Can a buyer change his mind after he puts in an offer? It is a great question. The short answer is ‘yes’, usually, but be careful. Most offers are conditional upon mortgage financing and home inspection. Here is a standard home inspection clause often used for condo units.

This Offer is conditional upon the inspection of the unit and common elements by a home inspector at the Buyer’s own expense and the obtaining of a report satisfactory to the Buyer in the Buyer’s sole and absolute discretion. Unless the Buyer gives notice in writing delivered to the Seller personally or in accordance with any other provisions for the delivery of notice in this Agreement of Purchase and Sale or any Schedule thereto not later than 8:00 p.m. five days after acceptance that this condition is fulfilled, this Offer shall be null and void and the deposit shall be returned to the Buyer in full without deduction. The Seller agrees to co-operate in providing access to the unit for the purpose of this inspection. This condition is included for the benefit of the Buyer and may be waived at the Buyer’s sole option by notice in writing to the Seller as aforesaid within the time period stated herein.

The first sentence ends with ‘satisfactory to the Buyer in the Buyer’s sole and absolute discretion’. The buyer does not have to give any reason for essentially changing his mind. He does not have to justify his dissatisfaction with the inspection, nor does he have to give a copy of the inspection report to the seller. In fact, he has to do nothing.

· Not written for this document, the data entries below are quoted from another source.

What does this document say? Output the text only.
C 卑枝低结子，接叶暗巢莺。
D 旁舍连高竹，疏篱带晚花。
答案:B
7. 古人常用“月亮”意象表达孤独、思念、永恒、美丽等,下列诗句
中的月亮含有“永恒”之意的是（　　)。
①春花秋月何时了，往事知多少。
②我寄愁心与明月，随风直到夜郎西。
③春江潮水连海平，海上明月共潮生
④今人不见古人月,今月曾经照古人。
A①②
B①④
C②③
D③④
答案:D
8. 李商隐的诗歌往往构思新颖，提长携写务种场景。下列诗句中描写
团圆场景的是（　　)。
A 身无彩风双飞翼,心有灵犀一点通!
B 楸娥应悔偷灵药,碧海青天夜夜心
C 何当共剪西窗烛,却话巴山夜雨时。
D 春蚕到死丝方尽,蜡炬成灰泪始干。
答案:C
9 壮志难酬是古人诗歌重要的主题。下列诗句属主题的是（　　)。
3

The second sentence states that the buyer has to give notice in writing that this condition is fulfilled by a specified time. If not, the offer becomes null and void. That is what I mean by doing nothing. If you want out of the deal, don’t fulfill or waive off the conditions.

The conditions are included for the benefit of the buyer. The conditions are ‘good faith’ clauses. Sometimes we forget that sellers want to sell and buyers want to buy. The conditions are usually used as they are intended – to give the buyer time to secure a mortgage and ensure that the house he wants to buy is a good house. The conditions are not suppose to be used by the buyer to allow him to just change his mind.